Selon la Banque mondiale, l'économie libérienne s'est développée en 2022 malgré les vents contraires de la guerre en Ukraine, de l'inflation mondiale élevée et de la baisse de la demande dans les économies avancées.
L'expansion a été tirée par l'exploitation minière et l'agriculture. La croissance du secteur agricole s'est accélérée, passant de 3,3 % en 2021 à 5,9 %, grâce à l'augmentation de la production de riz et de manioc.
La production industrielle a augmenté de 10,4 % en 2022, en grande partie grâce à l'augmentation de la production d'or.
Cependant, le coordinateur de l'ONU, M. Umutoni, estime qu'il reste encore beaucoup à faire pour sortir les Libériens de la pauvreté.
"Les niveaux de pauvreté nationale restent élevés. Les inégalités entre les sexes et les revenus restent prononcées, et on estime que 57 % des enfants en âge d'aller à l'école ne sont pas scolarisés. En outre, l'augmentation du coût des produits de base à la suite de l'invasion de l'Ukraine par la Russie a aggravé les difficultés économiques du Liberia", ajoute-t-elle.
Consolidation de la démocratie
En mai 2023, l'Organisation mondiale du commerce (OMC) a rédigé son premier examen de la politique commerciale du Liberia depuis son adhésion au forum mondial en juillet 2016.

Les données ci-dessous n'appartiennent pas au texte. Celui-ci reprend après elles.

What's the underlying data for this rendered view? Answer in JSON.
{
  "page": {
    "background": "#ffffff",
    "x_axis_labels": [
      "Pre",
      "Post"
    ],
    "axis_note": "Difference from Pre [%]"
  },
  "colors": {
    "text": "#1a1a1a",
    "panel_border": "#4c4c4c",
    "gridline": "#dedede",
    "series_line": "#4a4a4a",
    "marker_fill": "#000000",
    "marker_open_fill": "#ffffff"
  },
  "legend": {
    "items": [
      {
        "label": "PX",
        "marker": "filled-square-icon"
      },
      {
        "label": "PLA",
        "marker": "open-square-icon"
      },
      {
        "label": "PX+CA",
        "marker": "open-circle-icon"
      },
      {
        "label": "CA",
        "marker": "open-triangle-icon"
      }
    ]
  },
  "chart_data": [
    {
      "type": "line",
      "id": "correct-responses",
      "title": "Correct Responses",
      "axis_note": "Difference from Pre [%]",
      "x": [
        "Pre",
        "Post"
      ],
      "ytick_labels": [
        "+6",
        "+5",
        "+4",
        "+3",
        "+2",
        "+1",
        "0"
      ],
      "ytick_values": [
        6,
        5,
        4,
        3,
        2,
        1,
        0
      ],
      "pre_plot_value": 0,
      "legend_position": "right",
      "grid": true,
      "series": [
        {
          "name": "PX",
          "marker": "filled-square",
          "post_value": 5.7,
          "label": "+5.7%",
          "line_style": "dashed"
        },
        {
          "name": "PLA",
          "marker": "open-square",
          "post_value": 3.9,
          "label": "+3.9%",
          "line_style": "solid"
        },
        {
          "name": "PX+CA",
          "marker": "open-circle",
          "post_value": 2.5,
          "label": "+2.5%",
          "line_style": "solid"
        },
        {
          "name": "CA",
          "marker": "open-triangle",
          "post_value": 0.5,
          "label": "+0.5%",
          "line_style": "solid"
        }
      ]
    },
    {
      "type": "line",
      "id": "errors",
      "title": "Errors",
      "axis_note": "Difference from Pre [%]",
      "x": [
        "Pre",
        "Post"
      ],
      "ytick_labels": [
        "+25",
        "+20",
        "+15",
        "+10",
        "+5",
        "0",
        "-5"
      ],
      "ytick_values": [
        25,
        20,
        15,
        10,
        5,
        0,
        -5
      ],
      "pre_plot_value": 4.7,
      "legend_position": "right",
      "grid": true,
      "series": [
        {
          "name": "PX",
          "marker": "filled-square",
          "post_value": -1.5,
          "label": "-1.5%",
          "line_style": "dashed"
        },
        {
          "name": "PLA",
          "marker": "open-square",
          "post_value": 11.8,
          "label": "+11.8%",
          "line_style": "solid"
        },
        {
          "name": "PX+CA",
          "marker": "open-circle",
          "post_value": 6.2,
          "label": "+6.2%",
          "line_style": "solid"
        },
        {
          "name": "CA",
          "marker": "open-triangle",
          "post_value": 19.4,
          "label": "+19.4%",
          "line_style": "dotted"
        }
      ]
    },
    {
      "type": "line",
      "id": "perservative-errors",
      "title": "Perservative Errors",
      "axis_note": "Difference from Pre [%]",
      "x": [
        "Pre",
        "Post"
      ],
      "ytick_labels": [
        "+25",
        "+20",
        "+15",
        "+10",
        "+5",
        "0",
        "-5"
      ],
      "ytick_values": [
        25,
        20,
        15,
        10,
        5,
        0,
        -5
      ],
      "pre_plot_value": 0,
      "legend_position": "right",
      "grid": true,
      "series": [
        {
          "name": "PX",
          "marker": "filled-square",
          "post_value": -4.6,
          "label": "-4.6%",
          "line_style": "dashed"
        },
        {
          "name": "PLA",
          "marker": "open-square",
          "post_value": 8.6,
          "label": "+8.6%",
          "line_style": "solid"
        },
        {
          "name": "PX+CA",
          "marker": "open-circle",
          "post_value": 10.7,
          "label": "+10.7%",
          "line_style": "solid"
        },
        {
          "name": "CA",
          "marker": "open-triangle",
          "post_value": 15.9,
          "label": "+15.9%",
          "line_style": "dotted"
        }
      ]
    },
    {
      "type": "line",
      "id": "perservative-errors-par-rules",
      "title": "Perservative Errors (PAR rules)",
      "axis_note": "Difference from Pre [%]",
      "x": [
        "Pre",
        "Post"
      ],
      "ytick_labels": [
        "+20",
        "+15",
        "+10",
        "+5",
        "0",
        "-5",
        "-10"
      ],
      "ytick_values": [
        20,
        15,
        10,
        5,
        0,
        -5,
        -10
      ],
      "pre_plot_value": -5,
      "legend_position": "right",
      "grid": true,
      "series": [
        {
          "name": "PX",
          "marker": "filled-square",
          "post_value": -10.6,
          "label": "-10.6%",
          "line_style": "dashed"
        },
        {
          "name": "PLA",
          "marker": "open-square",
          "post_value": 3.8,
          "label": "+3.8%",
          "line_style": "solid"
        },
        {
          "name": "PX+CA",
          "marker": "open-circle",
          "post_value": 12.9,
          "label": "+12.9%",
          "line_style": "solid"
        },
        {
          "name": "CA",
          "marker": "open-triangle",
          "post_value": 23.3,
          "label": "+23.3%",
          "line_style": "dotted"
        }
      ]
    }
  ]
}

La directrice générale de l'OMC, Ngozi Okonjo-Iweala, conseille au Liberia de capitaliser sur les opportunités commerciales, notamment par le biais de l'intégration commerciale régionale dans le cadre de la CEDEAO et de la Zone de libre-échange continentale africaine.
L'OMC prévoit que le pays bénéficiera de vents contraires dans le secteur minier et de réformes structurelles dans des secteurs tels que l'énergie, le commerce, les transports et les services financiers.
L'inflation, cependant, devrait augmenter légèrement pour atteindre 7,8 % en 2023, et se modérer progressivement pour atteindre 5,5 % en 2025.
La guerre continue de se transformer et, le 10 octobre, le peuple libérien sera confronté à un autre type de bataille lorsqu'il se rendra aux urnes pour élire son prochain président, le quatrième depuis la fin de la deuxième guerre civile.
Ils seront confrontés à la difficile décision de choisir celui qui éloignera le pays du passé obsédant des deux guerres civiles.
Comme Morris sur sa planche de surf, le Liberia cherchera à nager avec la marée et à éviter les requins.